Last night, my husband and I both had clashing engagements – not fun ones, but committee meetings and school meetings.
Were our children old enough for us to leave them alone – they’re 13, 11, and 9? Or would we need to get a babysitter for the one hour that we would both be out?
This morning I woke up to a furore at an American lady who was leaving her 7-year-old home alone whilst she went for a jog. And last week, there was news that the Victorian Government were bringing in a law that parents could be charged for leaving any child under the age of 16 home alone! What?
So it’s OK to get the bus alone with all sorts of strangers, but they can’t be left in the safety of their own home? Or can they not catch the bus alone at all? Does that mean that no one can use 15-year-olds as babysitters anymore?
So I decided to investigate what the laws of Australia actually state regarding the age that you can leave your children at home alone.

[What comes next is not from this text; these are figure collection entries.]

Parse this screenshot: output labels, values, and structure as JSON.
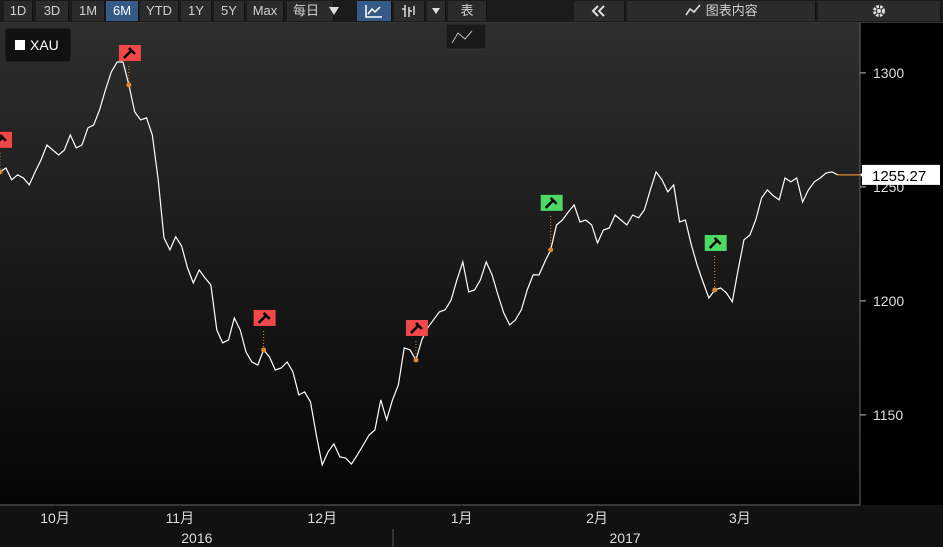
{
  "toolbar": {
    "ranges": [
      "1D",
      "3D",
      "1M",
      "6M",
      "YTD",
      "1Y",
      "5Y",
      "Max"
    ],
    "frequency": "每日",
    "table": "表",
    "content": "图表内容"
  },
  "chart_data": {
    "type": "line",
    "series": [
      {
        "name": "XAU",
        "color": "#ffffff",
        "values": [
          1256.6,
          1258.3,
          1253.1,
          1255.3,
          1253.9,
          1250.9,
          1256.6,
          1261.8,
          1268.4,
          1266.2,
          1264.0,
          1266.2,
          1272.8,
          1267.1,
          1268.4,
          1275.9,
          1277.2,
          1283.8,
          1292.5,
          1300.4,
          1304.8,
          1304.8,
          1294.7,
          1282.9,
          1279.4,
          1280.3,
          1272.8,
          1253.1,
          1227.6,
          1222.4,
          1228.1,
          1224.1,
          1214.5,
          1207.9,
          1213.6,
          1210.1,
          1207.0,
          1187.3,
          1181.6,
          1182.9,
          1192.5,
          1187.3,
          1177.6,
          1173.2,
          1171.9,
          1178.5,
          1175.4,
          1169.7,
          1170.6,
          1173.2,
          1168.9,
          1158.8,
          1160.1,
          1155.7,
          1141.2,
          1128.1,
          1133.8,
          1137.3,
          1131.6,
          1131.1,
          1128.5,
          1132.5,
          1136.8,
          1141.2,
          1143.4,
          1156.6,
          1147.8,
          1156.6,
          1163.2,
          1179.4,
          1178.5,
          1174.1,
          1182.9,
          1188.2,
          1191.7,
          1195.2,
          1196.1,
          1200.4,
          1209.2,
          1217.1,
          1203.9,
          1204.8,
          1209.2,
          1217.1,
          1211.4,
          1202.6,
          1194.7,
          1189.5,
          1191.7,
          1196.1,
          1204.8,
          1211.4,
          1211.4,
          1217.1,
          1222.4,
          1233.3,
          1235.5,
          1239.0,
          1242.1,
          1234.6,
          1235.5,
          1233.3,
          1225.4,
          1231.1,
          1232.0,
          1237.7,
          1235.5,
          1233.3,
          1237.7,
          1236.4,
          1239.9,
          1248.7,
          1256.6,
          1253.1,
          1247.8,
          1250.9,
          1234.6,
          1235.5,
          1224.6,
          1215.8,
          1208.3,
          1201.3,
          1204.8,
          1205.7,
          1203.5,
          1199.6,
          1213.6,
          1226.8,
          1228.9,
          1235.5,
          1245.2,
          1248.7,
          1246.1,
          1244.3,
          1253.9,
          1252.2,
          1253.9,
          1243.4,
          1248.7,
          1252.2,
          1253.9,
          1256.1,
          1256.6,
          1255.27
        ]
      }
    ],
    "last_color": "#e08a2c",
    "markers": [
      {
        "x": 0,
        "color": "#f04848"
      },
      {
        "x": 22,
        "color": "#f04848"
      },
      {
        "x": 45,
        "color": "#f04848"
      },
      {
        "x": 71,
        "color": "#f04848"
      },
      {
        "x": 94,
        "color": "#4cd964"
      },
      {
        "x": 122,
        "color": "#4cd964"
      }
    ],
    "xlim": [
      0,
      146.8
    ],
    "xticks": [
      {
        "value": 9.4,
        "label": "10月"
      },
      {
        "value": 30.7,
        "label": "11月"
      },
      {
        "value": 55,
        "label": "12月"
      },
      {
        "value": 78.8,
        "label": "1月"
      },
      {
        "value": 101.9,
        "label": "2月"
      },
      {
        "value": 126.3,
        "label": "3月"
      }
    ],
    "year_ticks": [
      {
        "value": 33.6,
        "label": "2016"
      },
      {
        "value": 106.7,
        "label": "2017"
      }
    ],
    "ylim": [
      1110.5,
      1323.2
    ],
    "yticks": [
      1150,
      1200,
      1250,
      1300
    ]
  }
}
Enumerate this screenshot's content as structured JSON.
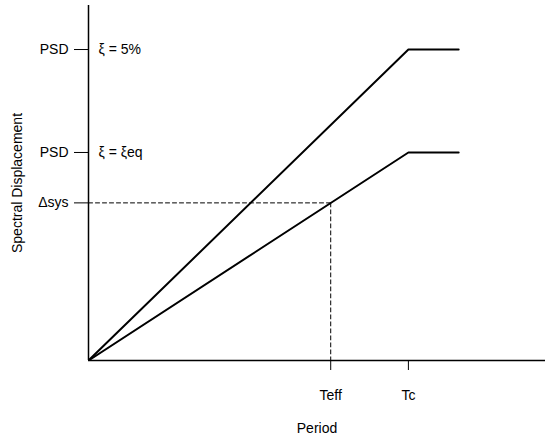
{
  "chart_data": {
    "type": "line",
    "xlabel": "Period",
    "ylabel": "Spectral Displacement",
    "xlim": [
      0,
      10
    ],
    "ylim": [
      0,
      10
    ],
    "xticks": [
      {
        "value": 5.3,
        "label": "Teff"
      },
      {
        "value": 7,
        "label": "Tc"
      }
    ],
    "yticks": [
      {
        "value": 4.44,
        "label": "Δsys"
      },
      {
        "value": 5.86,
        "label": "PSD"
      },
      {
        "value": 8.76,
        "label": "PSD"
      }
    ],
    "series": [
      {
        "name": "ξ = 5%",
        "color": "#000000",
        "x": [
          0,
          7,
          8.1
        ],
        "values": [
          0,
          8.76,
          8.76
        ]
      },
      {
        "name": "ξ = ξeq",
        "color": "#000000",
        "x": [
          0,
          7,
          8.1
        ],
        "values": [
          0,
          5.86,
          5.86
        ]
      }
    ],
    "guides": [
      {
        "color": "#000000",
        "line_style": "dashed",
        "x": [
          0,
          5.3
        ],
        "values": [
          4.44,
          4.44
        ]
      },
      {
        "color": "#000000",
        "line_style": "dashed",
        "x": [
          5.3,
          5.3
        ],
        "values": [
          4.44,
          0
        ]
      }
    ]
  }
}
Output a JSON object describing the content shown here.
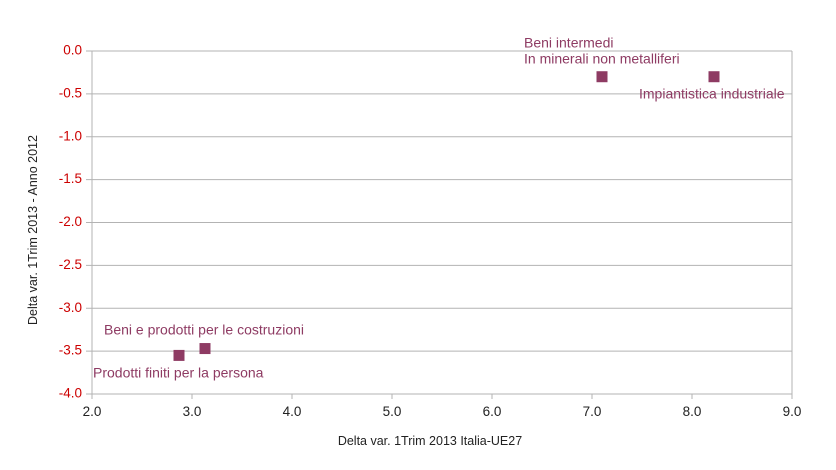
{
  "chart_data": {
    "type": "scatter",
    "title": "",
    "xlabel": "Delta var. 1Trim 2013 Italia-UE27",
    "ylabel": "Delta var. 1Trim 2013 - Anno 2012",
    "xlim": [
      2.0,
      9.0
    ],
    "ylim": [
      -4.0,
      0.0
    ],
    "xticks": [
      "2.0",
      "3.0",
      "4.0",
      "5.0",
      "6.0",
      "7.0",
      "8.0",
      "9.0"
    ],
    "yticks": [
      "0.0",
      "-0.5",
      "-1.0",
      "-1.5",
      "-2.0",
      "-2.5",
      "-3.0",
      "-3.5",
      "-4.0"
    ],
    "grid": "horizontal",
    "legend": "none",
    "points": [
      {
        "x": 7.1,
        "y": -0.3,
        "label": [
          "Beni intermedi",
          "In minerali non metalliferi"
        ],
        "label_position": "above-left"
      },
      {
        "x": 8.22,
        "y": -0.3,
        "label": [
          "Impiantistica industriale"
        ],
        "label_position": "below"
      },
      {
        "x": 3.13,
        "y": -3.47,
        "label": [
          "Beni e prodotti per le costruzioni"
        ],
        "label_position": "above"
      },
      {
        "x": 2.87,
        "y": -3.55,
        "label": [
          "Prodotti finiti per la persona"
        ],
        "label_position": "below"
      }
    ],
    "colors": {
      "marker": "#8e3b63",
      "label": "#8e3b63",
      "y_tick": "#cc0000",
      "x_tick": "#222222",
      "grid": "#b3b3b3"
    }
  }
}
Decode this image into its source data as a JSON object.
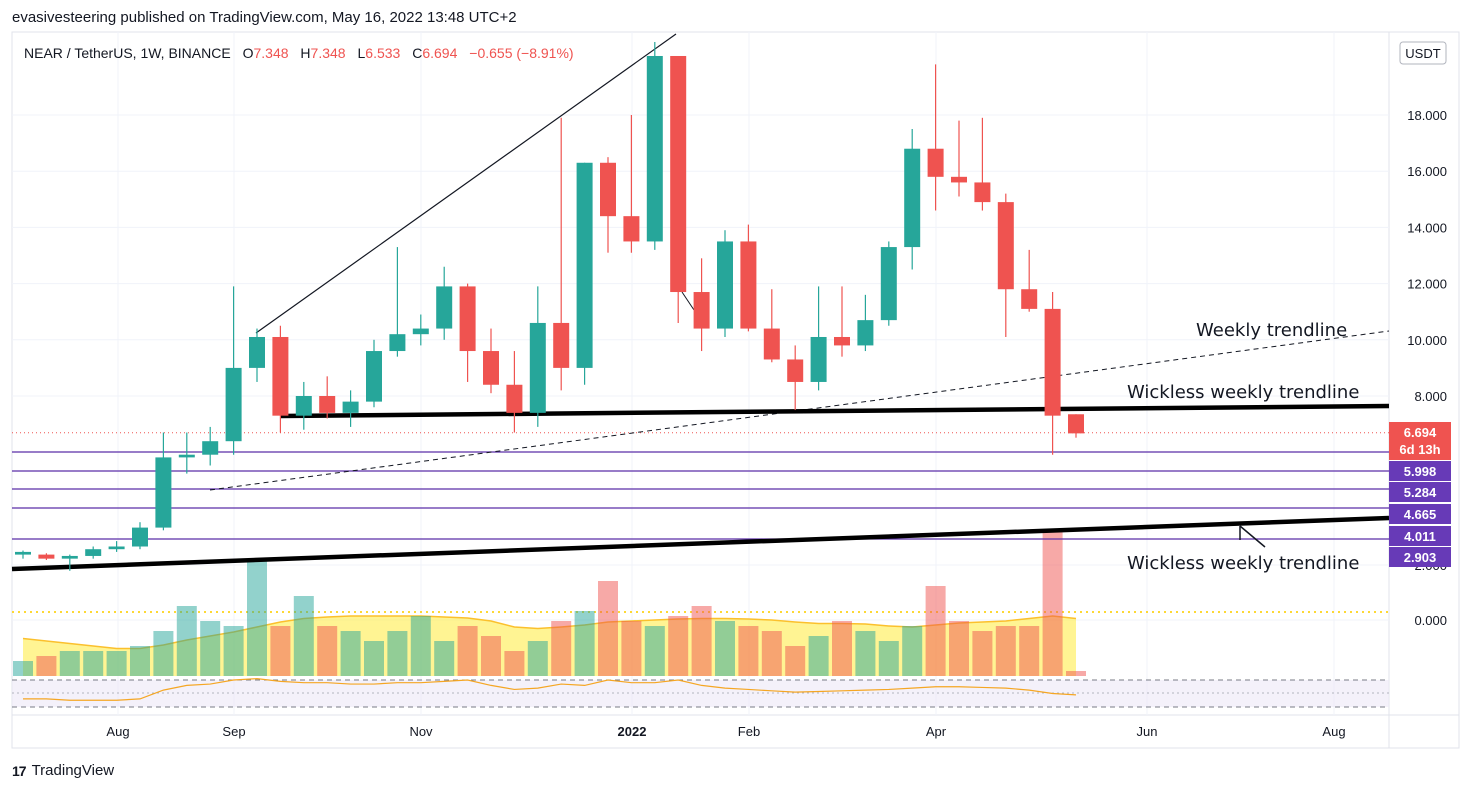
{
  "publisher": "evasivesteering published on TradingView.com, May 16, 2022 13:48 UTC+2",
  "footer": {
    "logo_mark": "17",
    "brand": "TradingView"
  },
  "header": {
    "symbol": "NEAR / TetherUS, 1W, BINANCE",
    "o_label": "O",
    "o_value": "7.348",
    "h_label": "H",
    "h_value": "7.348",
    "l_label": "L",
    "l_value": "6.533",
    "c_label": "C",
    "c_value": "6.694",
    "change": "−0.655 (−8.91%)"
  },
  "currency_badge": "USDT",
  "colors": {
    "up": "#26a69a",
    "down": "#ef5350",
    "level": "#5b2fa8",
    "badge": "#673ab7",
    "volume_ma": "#ffeb3b"
  },
  "chart_data": {
    "type": "candlestick",
    "y_ticks": [
      "18.000",
      "16.000",
      "14.000",
      "12.000",
      "10.000",
      "8.000",
      "2.000",
      "0.000"
    ],
    "x_ticks": [
      "Aug",
      "Sep",
      "Nov",
      "2022",
      "Feb",
      "Apr",
      "Jun",
      "Aug"
    ],
    "ylim": [
      2.0,
      20.5
    ],
    "candles": [
      {
        "o": 2.2,
        "h": 2.35,
        "l": 2.05,
        "c": 2.3
      },
      {
        "o": 2.2,
        "h": 2.25,
        "l": 2.0,
        "c": 2.05
      },
      {
        "o": 2.05,
        "h": 2.2,
        "l": 1.6,
        "c": 2.15
      },
      {
        "o": 2.15,
        "h": 2.5,
        "l": 2.05,
        "c": 2.4
      },
      {
        "o": 2.4,
        "h": 2.7,
        "l": 2.3,
        "c": 2.5
      },
      {
        "o": 2.5,
        "h": 3.4,
        "l": 2.4,
        "c": 3.2
      },
      {
        "o": 3.2,
        "h": 6.7,
        "l": 3.1,
        "c": 5.8
      },
      {
        "o": 5.8,
        "h": 6.7,
        "l": 5.2,
        "c": 5.9
      },
      {
        "o": 5.9,
        "h": 6.9,
        "l": 5.5,
        "c": 6.4
      },
      {
        "o": 6.4,
        "h": 11.9,
        "l": 5.9,
        "c": 9.0
      },
      {
        "o": 9.0,
        "h": 10.4,
        "l": 8.5,
        "c": 10.1
      },
      {
        "o": 10.1,
        "h": 10.5,
        "l": 6.7,
        "c": 7.3
      },
      {
        "o": 7.3,
        "h": 8.5,
        "l": 6.8,
        "c": 8.0
      },
      {
        "o": 8.0,
        "h": 8.7,
        "l": 7.2,
        "c": 7.4
      },
      {
        "o": 7.4,
        "h": 8.2,
        "l": 6.9,
        "c": 7.8
      },
      {
        "o": 7.8,
        "h": 10.0,
        "l": 7.6,
        "c": 9.6
      },
      {
        "o": 9.6,
        "h": 13.3,
        "l": 9.4,
        "c": 10.2
      },
      {
        "o": 10.2,
        "h": 10.9,
        "l": 9.8,
        "c": 10.4
      },
      {
        "o": 10.4,
        "h": 12.6,
        "l": 10.0,
        "c": 11.9
      },
      {
        "o": 11.9,
        "h": 12.0,
        "l": 8.5,
        "c": 9.6
      },
      {
        "o": 9.6,
        "h": 10.4,
        "l": 8.1,
        "c": 8.4
      },
      {
        "o": 8.4,
        "h": 9.6,
        "l": 6.7,
        "c": 7.4
      },
      {
        "o": 7.4,
        "h": 11.9,
        "l": 6.9,
        "c": 10.6
      },
      {
        "o": 10.6,
        "h": 17.9,
        "l": 8.2,
        "c": 9.0
      },
      {
        "o": 9.0,
        "h": 16.3,
        "l": 8.4,
        "c": 16.3
      },
      {
        "o": 16.3,
        "h": 16.5,
        "l": 13.1,
        "c": 14.4
      },
      {
        "o": 14.4,
        "h": 18.0,
        "l": 13.1,
        "c": 13.5
      },
      {
        "o": 13.5,
        "h": 20.6,
        "l": 13.2,
        "c": 20.1
      },
      {
        "o": 20.1,
        "h": 20.1,
        "l": 10.6,
        "c": 11.7
      },
      {
        "o": 11.7,
        "h": 12.9,
        "l": 9.6,
        "c": 10.4
      },
      {
        "o": 10.4,
        "h": 13.9,
        "l": 10.1,
        "c": 13.5
      },
      {
        "o": 13.5,
        "h": 14.1,
        "l": 10.3,
        "c": 10.4
      },
      {
        "o": 10.4,
        "h": 11.8,
        "l": 9.2,
        "c": 9.3
      },
      {
        "o": 9.3,
        "h": 9.8,
        "l": 7.5,
        "c": 8.5
      },
      {
        "o": 8.5,
        "h": 11.9,
        "l": 8.2,
        "c": 10.1
      },
      {
        "o": 10.1,
        "h": 11.9,
        "l": 9.4,
        "c": 9.8
      },
      {
        "o": 9.8,
        "h": 11.6,
        "l": 9.6,
        "c": 10.7
      },
      {
        "o": 10.7,
        "h": 13.5,
        "l": 10.5,
        "c": 13.3
      },
      {
        "o": 13.3,
        "h": 17.5,
        "l": 12.5,
        "c": 16.8
      },
      {
        "o": 16.8,
        "h": 19.8,
        "l": 14.6,
        "c": 15.8
      },
      {
        "o": 15.8,
        "h": 17.8,
        "l": 15.1,
        "c": 15.6
      },
      {
        "o": 15.6,
        "h": 17.9,
        "l": 14.6,
        "c": 14.9
      },
      {
        "o": 14.9,
        "h": 15.2,
        "l": 10.1,
        "c": 11.8
      },
      {
        "o": 11.8,
        "h": 13.2,
        "l": 11.0,
        "c": 11.1
      },
      {
        "o": 11.1,
        "h": 11.7,
        "l": 5.9,
        "c": 7.3
      },
      {
        "o": 7.35,
        "h": 7.35,
        "l": 6.53,
        "c": 6.69
      }
    ],
    "volume": [
      0.3,
      0.4,
      0.5,
      0.5,
      0.5,
      0.6,
      0.9,
      1.4,
      1.1,
      1.0,
      2.3,
      1.0,
      1.6,
      1.0,
      0.9,
      0.7,
      0.9,
      1.2,
      0.7,
      1.0,
      0.8,
      0.5,
      0.7,
      1.1,
      1.3,
      1.9,
      1.1,
      1.0,
      1.2,
      1.4,
      1.1,
      1.0,
      0.9,
      0.6,
      0.8,
      1.1,
      0.9,
      0.7,
      1.0,
      1.8,
      1.1,
      0.9,
      1.0,
      1.0,
      2.9,
      0.1
    ],
    "volume_ma": [
      0.75,
      0.7,
      0.65,
      0.6,
      0.55,
      0.55,
      0.62,
      0.72,
      0.8,
      0.88,
      0.98,
      1.08,
      1.15,
      1.18,
      1.2,
      1.2,
      1.2,
      1.2,
      1.18,
      1.16,
      1.1,
      0.98,
      0.95,
      0.98,
      1.02,
      1.08,
      1.1,
      1.12,
      1.14,
      1.15,
      1.15,
      1.14,
      1.12,
      1.08,
      1.05,
      1.05,
      1.04,
      1.0,
      0.98,
      1.02,
      1.06,
      1.08,
      1.1,
      1.15,
      1.2,
      1.15
    ],
    "rsi": [
      42,
      42,
      40,
      40,
      40,
      42,
      55,
      62,
      64,
      70,
      72,
      68,
      66,
      66,
      64,
      64,
      66,
      66,
      68,
      70,
      62,
      56,
      58,
      64,
      62,
      70,
      66,
      66,
      70,
      62,
      58,
      56,
      54,
      52,
      53,
      54,
      55,
      56,
      58,
      60,
      60,
      59,
      58,
      55,
      50,
      48
    ],
    "current_price": "6.694",
    "countdown": "6d 13h",
    "levels": [
      {
        "value": "5.998",
        "price": 5.998
      },
      {
        "value": "5.284",
        "price": 5.284
      },
      {
        "value": "4.665",
        "price": 4.665
      },
      {
        "value": "4.011",
        "price": 4.011
      },
      {
        "value": "2.903",
        "price": 2.903
      }
    ],
    "annotations": [
      "Weekly trendline",
      "Wickless weekly trendline",
      "Wickless weekly trendline"
    ]
  }
}
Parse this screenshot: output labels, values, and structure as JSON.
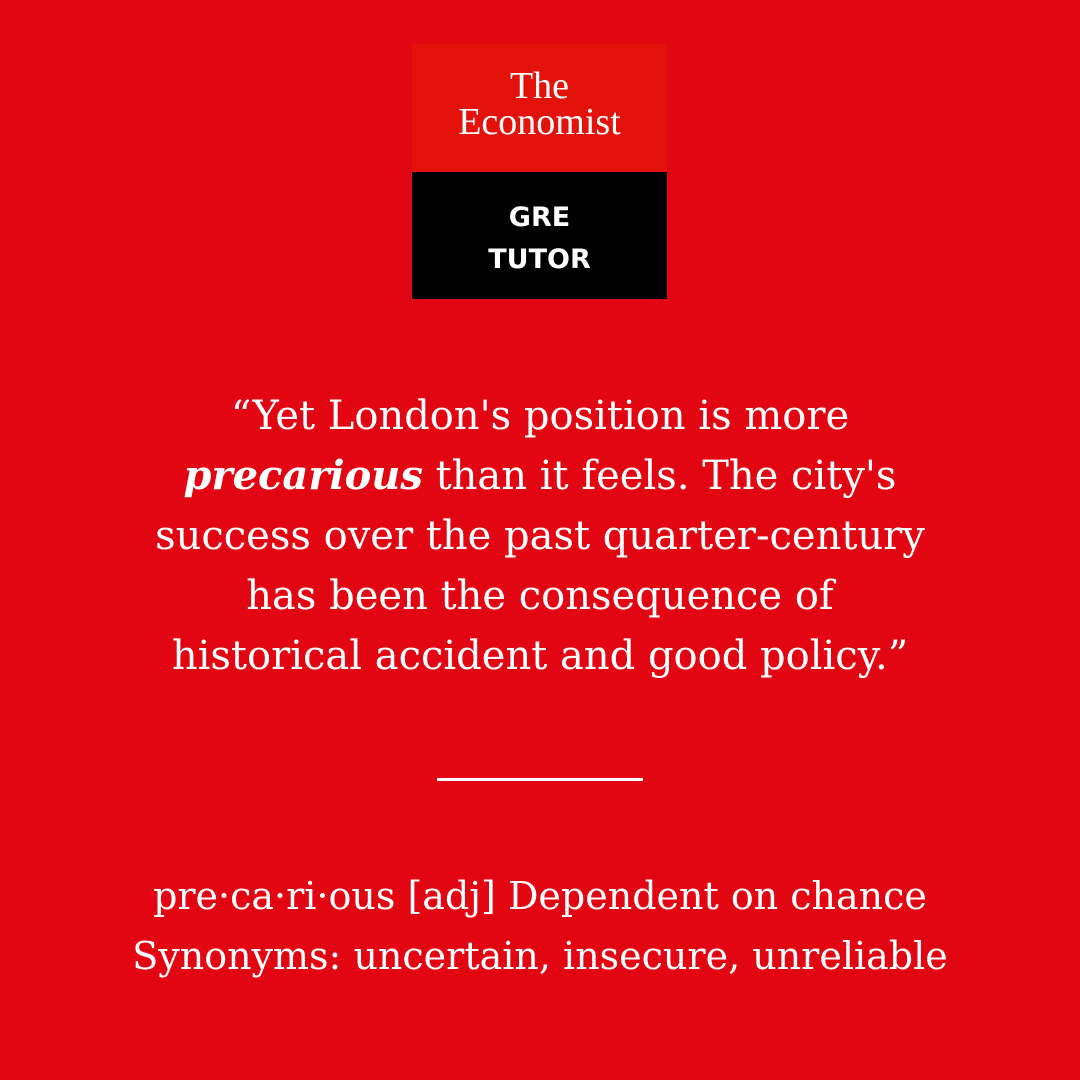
{
  "logo": {
    "brand_line1": "The",
    "brand_line2": "Economist",
    "product_line1": "GRE",
    "product_line2": "TUTOR"
  },
  "quote": {
    "line1": "“Yet London's position is more",
    "keyword": "precarious",
    "line2_rest": " than it feels. The city's",
    "line3": "success over the past quarter-century",
    "line4": "has been the consequence of",
    "line5": "historical accident and good policy.”"
  },
  "definition": {
    "entry": "pre·ca·ri·ous [adj] Dependent on chance",
    "synonyms": "Synonyms: uncertain, insecure, unreliable"
  },
  "colors": {
    "background": "#e20613",
    "logo_red": "#e3120b",
    "logo_black": "#000000",
    "text": "#ffffff"
  }
}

Below are the current laws, not including any new proposed laws that aren’t in effect yet.
- QLD – law states that for children under 12, a parent who “leaves the child for an unreasonable time without making reasonable provision for the supervision and care of the child during that time commits a misdemeanour’. What is classed as “unreasonable” is always dependent upon context and circumstances.
- All other states/territories – law does not dictate what age children may be left alone, just that parents must generally provide adequate care and supervision for their children.
Victorian law is set to change, though when this change happens is not yet clear.
Parents need to be aware of their own child’s capabilities and confidence when deciding when to leave them unsupervised. So when judging if your children are old enough to be left at home without adult supervision, the main considerations are:
- Are they afraid or are they confident to be alone?
- Would they make a sensible decision in the case of an emergency – would they know how to call a trusted adult relative or friend who lives nearby who could tell them what to do and come and help?
- Would they know what to do if there was a fire? How to get out of the house? Which neighbours they can trust to go to for help?
- What would happen if you didn’t get home at the time you thought you’d get home? What if the car broke down or you were involved in an accident? Could they cope?
- Do they know phone numbers to call in an emergency or if they need help (e.g. 000, your numbers, grandparents numbers etc.), and are confident using the phone?
- Can you trust them to follow your normal house rules if you aren’t there?
If you can answer the above points and feel that your child will be fine if left alone, there shouldn’t be a problem with leaving them – for a reasonable length of time. Always make sure they are happy to be left alone, and there are plans in place if anything out of the ordinary were to happen.